I mostly represent companies doing business in emerging market countries. It has taken me many years to build my network and it takes constant communication and travel to maintain it. My work has been as varied as securing the release of two improperly held helicopters in Papua New Guinea, setting up a legal framework to move slag from Canada to Poland’s interior, overseeing hundreds of litigation and arbitration matters in Korea, helping someone avoid terrorism charges in Japan, and seizing fish product in China to collect on a debt.

I was named as one of only three Washington State Amazing Lawyers in International Law, I am AV rated by Martindale-Hubbell Law Directory (its highest rating), I am rated 10.0 by AVVO.com (its highest rating), and I am a SuperLawyer.

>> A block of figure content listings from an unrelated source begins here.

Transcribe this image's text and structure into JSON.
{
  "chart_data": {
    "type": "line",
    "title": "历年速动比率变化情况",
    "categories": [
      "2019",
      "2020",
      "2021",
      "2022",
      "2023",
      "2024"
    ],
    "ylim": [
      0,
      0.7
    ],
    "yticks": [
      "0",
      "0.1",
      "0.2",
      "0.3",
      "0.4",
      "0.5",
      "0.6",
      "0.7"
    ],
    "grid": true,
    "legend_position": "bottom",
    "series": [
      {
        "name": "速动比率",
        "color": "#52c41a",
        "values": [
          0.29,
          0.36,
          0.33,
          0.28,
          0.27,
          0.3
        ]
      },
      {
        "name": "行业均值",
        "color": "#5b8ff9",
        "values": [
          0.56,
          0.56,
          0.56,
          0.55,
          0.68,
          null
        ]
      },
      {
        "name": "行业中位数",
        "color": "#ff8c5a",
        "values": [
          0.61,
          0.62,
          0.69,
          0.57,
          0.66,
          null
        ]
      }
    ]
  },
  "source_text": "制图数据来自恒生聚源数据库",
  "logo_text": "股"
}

I am a frequent writer and public speaker on doing business in Asia and I constantly travel between the United States and Asia. I most commonly speak on China law issues and I am the lead writer of the award winning China Law Blog (www.chinalawblog.com). Forbes Magazine, Fortune Magazine, the Wall Street Journal, Investors Business Daily, Business Week, The National Law Journal, The Washington Post, The ABA Journal, The Economist, Newsweek, NPR, The New York Times and Inside Counsel have all interviewed me regarding various aspects of my international law practice.

I am licensed in Washington, Illinois, and Alaska.

In tandem with the international law team at my firm, I focus on setting up/registering companies overseas (via WFOEs, Rep Offices or Joint Ventures), drafting international contracts (NDAs, OEM Agreements, licensing, distribution, etc.), protecting IP (trademarks, trade secrets, copyrights and patents), and overseeing M&A transactions.